The board of a company can make the decision to go into business rescue by its own accord or any affected person – this includes shareholders, creditors, employees and trade unions representing them – may also apply for a court order to place a company into business rescue. “This means that creditors can also use business rescue as a way of collecting debts owed to them. Placing a company into business rescue ensure that you, as the creditor, can appoint a business rescue practitioner that is truly independent and will look after the interests of all stakeholders. Business rescue in the right hands should yield a higher return to creditors than if that company were to be liquidated.”

 

To qualify for business rescue a company must be “financially distressed”. That is it most seem reasonably unlikely that it will be able to pay its debts as they become due over the next six months or if it seems likely that the company will become insolvent within six months. Once placed under business rescue the affected person or company then nominates a business rescue practitioner (BRP) to oversee the company whilst it is under business rescue.

 

Cremen says the BRP plays a significant role in the rescue process. “All BRP’s are licensed by the CIPC (Companies and Intellectual Property Commission). Appoint a practitioner who possess the necessary skills and knowledge to revive your business. An experienced attorney in business rescue can be of great help in assisting companies through this process.”

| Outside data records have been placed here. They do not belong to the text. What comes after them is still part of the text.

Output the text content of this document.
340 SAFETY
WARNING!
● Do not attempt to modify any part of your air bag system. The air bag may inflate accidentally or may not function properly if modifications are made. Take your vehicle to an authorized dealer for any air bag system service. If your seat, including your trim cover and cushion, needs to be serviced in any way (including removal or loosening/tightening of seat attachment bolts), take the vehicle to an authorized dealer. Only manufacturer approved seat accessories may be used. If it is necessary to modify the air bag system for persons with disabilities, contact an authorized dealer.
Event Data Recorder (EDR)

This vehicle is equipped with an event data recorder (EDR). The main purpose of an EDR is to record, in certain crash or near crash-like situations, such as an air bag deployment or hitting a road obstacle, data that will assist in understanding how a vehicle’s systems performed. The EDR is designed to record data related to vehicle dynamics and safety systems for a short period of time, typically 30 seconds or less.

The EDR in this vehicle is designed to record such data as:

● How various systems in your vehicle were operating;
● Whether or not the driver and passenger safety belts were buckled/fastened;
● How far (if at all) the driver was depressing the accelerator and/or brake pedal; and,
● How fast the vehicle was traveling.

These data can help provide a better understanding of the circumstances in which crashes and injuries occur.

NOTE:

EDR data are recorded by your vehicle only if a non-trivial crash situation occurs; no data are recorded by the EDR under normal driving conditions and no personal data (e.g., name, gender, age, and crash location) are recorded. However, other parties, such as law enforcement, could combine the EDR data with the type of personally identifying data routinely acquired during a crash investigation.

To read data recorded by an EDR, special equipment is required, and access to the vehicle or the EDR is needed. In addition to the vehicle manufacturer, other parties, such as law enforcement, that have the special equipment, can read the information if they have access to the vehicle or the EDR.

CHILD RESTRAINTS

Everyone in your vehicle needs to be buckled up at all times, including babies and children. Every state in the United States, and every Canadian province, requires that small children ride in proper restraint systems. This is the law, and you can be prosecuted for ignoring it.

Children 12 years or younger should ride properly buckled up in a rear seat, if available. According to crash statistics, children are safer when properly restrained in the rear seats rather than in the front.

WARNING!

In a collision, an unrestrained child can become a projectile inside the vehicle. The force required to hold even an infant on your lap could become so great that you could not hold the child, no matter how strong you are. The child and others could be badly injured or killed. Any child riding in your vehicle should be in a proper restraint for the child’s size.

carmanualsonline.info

During business rescue the BRP has full management control of the company and effectively replaces the board and previous management. The BRP is expected to publish a business rescue which must be adopted by the affected persons before it can be implemented. “This is the plan to be implemented in order to restructure the distressed company and ultimately bring it back from the brink of extinction.”

 

Cremen says an important advantage of business rescue is that it places a general moratorium on legal proceedings against a company in business rescue, including any enforcement action against the company its property. Legal proceedings instituted before the business rescue proceedings are also frozen. “This moratorium gives companies some breathing space to restructure its affairs and repay its debts – it must not be abused though. During business rescue the BRP can also end or renegotiate burdensome contracts, for example a lease on a building that has become unaffordable. Under normal circumstances the company would not be able to do this.”

 Schüssler says although the South African economy is not growing, we are still faring better than our BRICS partners Russia and Brazil. “Zero growth means we are getting poorer as our population is still growing. So it’s not easy out there, but it gives us time to turn things around.”